Kukucki przyznał, że otrzymał odpowiedź od premiera Donalda Tuska na swój list z sierpnia 2024 r. w tej sprawie. Jestem zwolennikiem równomiernego wzmacniania byłych miast wojewódzkich. Naiwne jest myślenie, że 36 mln Polek i Polaków będzie wygodnie żyło w kilku największych miastach - podkreślił gość RMF FM. 

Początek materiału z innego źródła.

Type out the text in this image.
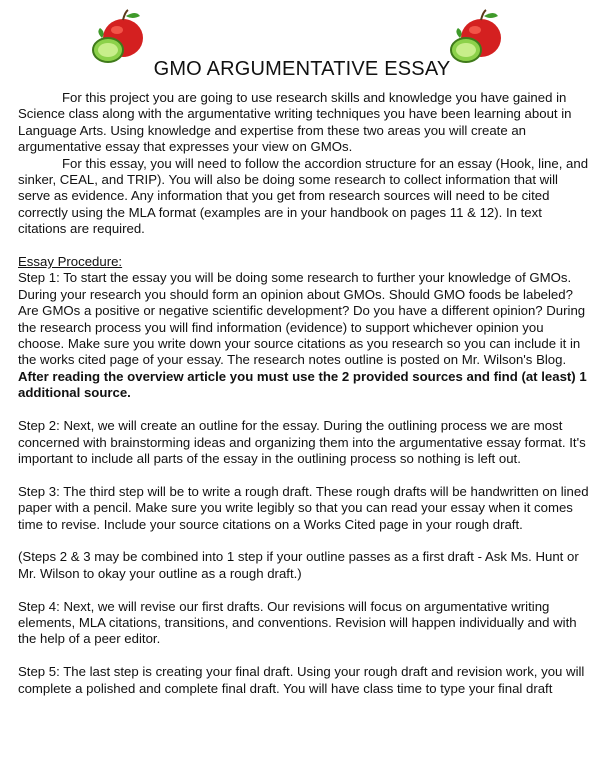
GMO ARGUMENTATIVE ESSAY

For this project you are going to use research skills and knowledge you have gained in Science class along with the argumentative writing techniques you have been learning about in Language Arts. Using knowledge and expertise from these two areas you will create an argumentative essay that expresses your view on GMOs.

For this essay, you will need to follow the accordion structure for an essay (Hook, line, and sinker, CEAL, and TRIP). You will also be doing some research to collect information that will serve as evidence. Any information that you get from research sources will need to be cited correctly using the MLA format (examples are in your handbook on pages 11 & 12). In text citations are required.

Essay Procedure:

Step 1: To start the essay you will be doing some research to further your knowledge of GMOs. During your research you should form an opinion about GMOs. Should GMO foods be labeled? Are GMOs a positive or negative scientific development? Do you have a different opinion? During the research process you will find information (evidence) to support whichever opinion you choose. Make sure you write down your source citations as you research so you can include it in the works cited page of your essay. The research notes outline is posted on Mr. Wilson's Blog. After reading the overview article you must use the 2 provided sources and find (at least) 1 additional source.

Step 2: Next, we will create an outline for the essay. During the outlining process we are most concerned with brainstorming ideas and organizing them into the argumentative essay format. It's important to include all parts of the essay in the outlining process so nothing is left out.

Step 3: The third step will be to write a rough draft. These rough drafts will be handwritten on lined paper with a pencil. Make sure you write legibly so that you can read your essay when it comes time to revise. Include your source citations on a Works Cited page in your rough draft.

(Steps 2 & 3 may be combined into 1 step if your outline passes as a first draft - Ask Ms. Hunt or Mr. Wilson to okay your outline as a rough draft.)

Step 4: Next, we will revise our first drafts. Our revisions will focus on argumentative writing elements, MLA citations, transitions, and conventions. Revision will happen individually and with the help of a peer editor.

Step 5: The last step is creating your final draft. Using your rough draft and revision work, you will complete a polished and complete final draft. You will have class time to type your final draft
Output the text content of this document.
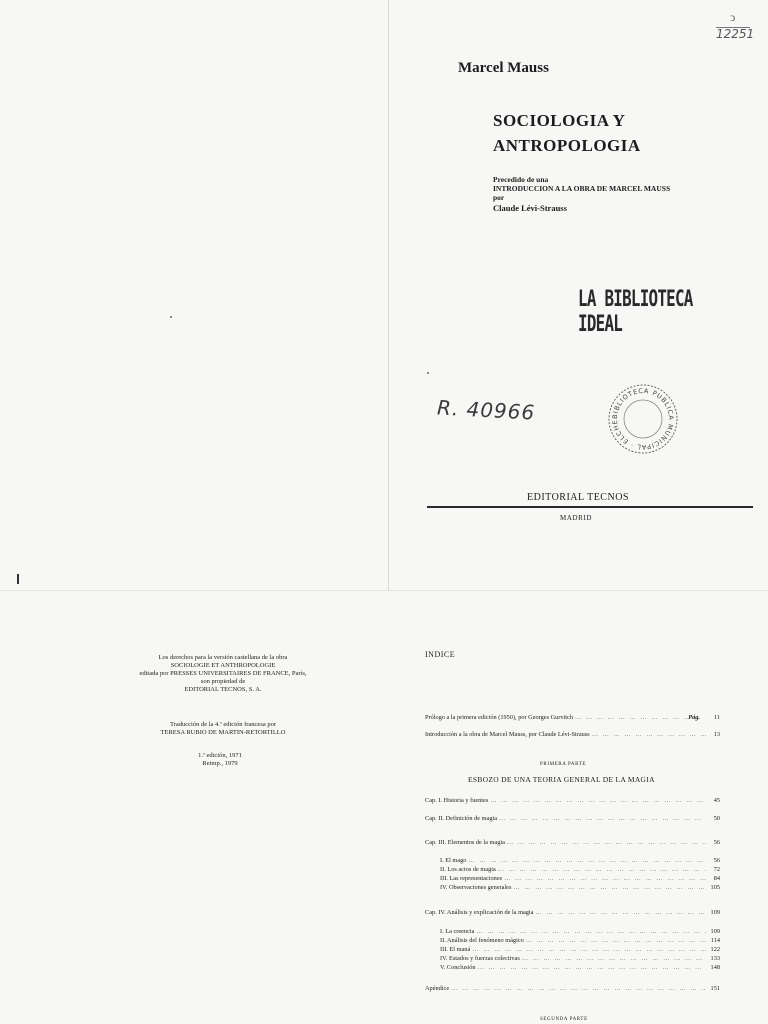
ↄ
12251
Marcel Mauss
SOCIOLOGIA Y
ANTROPOLOGIA
Precedido de una
INTRODUCCION A LA OBRA DE MARCEL MAUSS
por
Claude Lévi-Strauss
LA BIBLIOTECA IDEAL
R. 40966	BIBLIOTECA PUBLICA MUNICIPAL · ELCHE
EDITORIAL TECNOS
MADRID
Los derechos para la versión castellana de la obra
SOCIOLOGIE ET ANTHROPOLOGIE
editada por PRESSES UNIVERSITAIRES DE FRANCE, París,
son propiedad de
EDITORIAL TECNOS, S. A.
Traducción de la 4.ª edición francesa por
TERESA RUBIO DE MARTIN-RETORTILLO
1.ª edición, 1971
Reimp., 1979
INDICE
Prólogo a la primera edición (1950), por Georges Gurvitch … … … … … … … … … … … … … … … … … … … … … … … … … … … … … … … … … … … … …	Pág.	11
Introducción a la obra de Marcel Mauss, por Claude Lévi-Strauss … … … … … … … … … … … … … … … … … … … … … … … … … … … … … … … … … … … … …	13
PRIMERA PARTE
ESBOZO DE UNA TEORIA GENERAL DE LA MAGIA
Cap. I. Historia y fuentes … … … … … … … … … … … … … … … … … … … … … … … … … … … … … … … … … … … … …	45
Cap. II. Definición de magia … … … … … … … … … … … … … … … … … … … … … … … … … … … … … … … … … … … … …	50
Cap. III. Elementos de la magia … … … … … … … … … … … … … … … … … … … … … … … … … … … … … … … … … … … … …	56
I. El mago … … … … … … … … … … … … … … … … … … … … … … … … … … … … … … … … … … … … …	56
II. Los actos de magia … … … … … … … … … … … … … … … … … … … … … … … … … … … … … … … … … … … … …	72
III. Las representaciones … … … … … … … … … … … … … … … … … … … … … … … … … … … … … … … … … … … … …	84
IV. Observaciones generales … … … … … … … … … … … … … … … … … … … … … … … … … … … … … … … … … … … … …	105
Cap. IV. Análisis y explicación de la magia … … … … … … … … … … … … … … … … … … … … … … … … … … … … … … … … … … … … …	109
I. La creencia … … … … … … … … … … … … … … … … … … … … … … … … … … … … … … … … … … … … …	109
II. Análisis del fenómeno mágico … … … … … … … … … … … … … … … … … … … … … … … … … … … … … … … … … … … … …	114
III. El maná … … … … … … … … … … … … … … … … … … … … … … … … … … … … … … … … … … … … …	122
IV. Estados y fuerzas colectivas … … … … … … … … … … … … … … … … … … … … … … … … … … … … … … … … … … … … …	133
V. Conclusión … … … … … … … … … … … … … … … … … … … … … … … … … … … … … … … … … … … … …	148
Apéndice … … … … … … … … … … … … … … … … … … … … … … … … … … … … … … … … … … … … …	151
SEGUNDA PARTE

Prezydent Włocławka przyznał, że w pierwszej kadencji premiera Mateusza Morawieckiego powstał dokument pt. "Strategia odpowiedzialnego rozwoju", jednak "niestety umarł śmiercią naturalną". A szkoda. Przez 8 lat można było w tym obszarze wiele zrobić - wskazał. 

Na pytanie o obawy o finanse samorządów po uchwaleniu przez Sejm ustawy budżetowej na rok 2025 z rekordowym deficytem, który ma sięgnąć maksymalnie 289 mld zł, Krzysztof Kukucki przyznał, że "cały czas odczuwa niedobory w finansowaniu samorządów". Środków jest nadal za mało, a potrzeby są duże - powiedział. Przez całe lata w samorządach myślało się, że odpowiadają wyłącznie za budowę mieszkań socjalnych - podkreślił

Prawdziwa "twarz" Lewicy i tzw. "chwilówki"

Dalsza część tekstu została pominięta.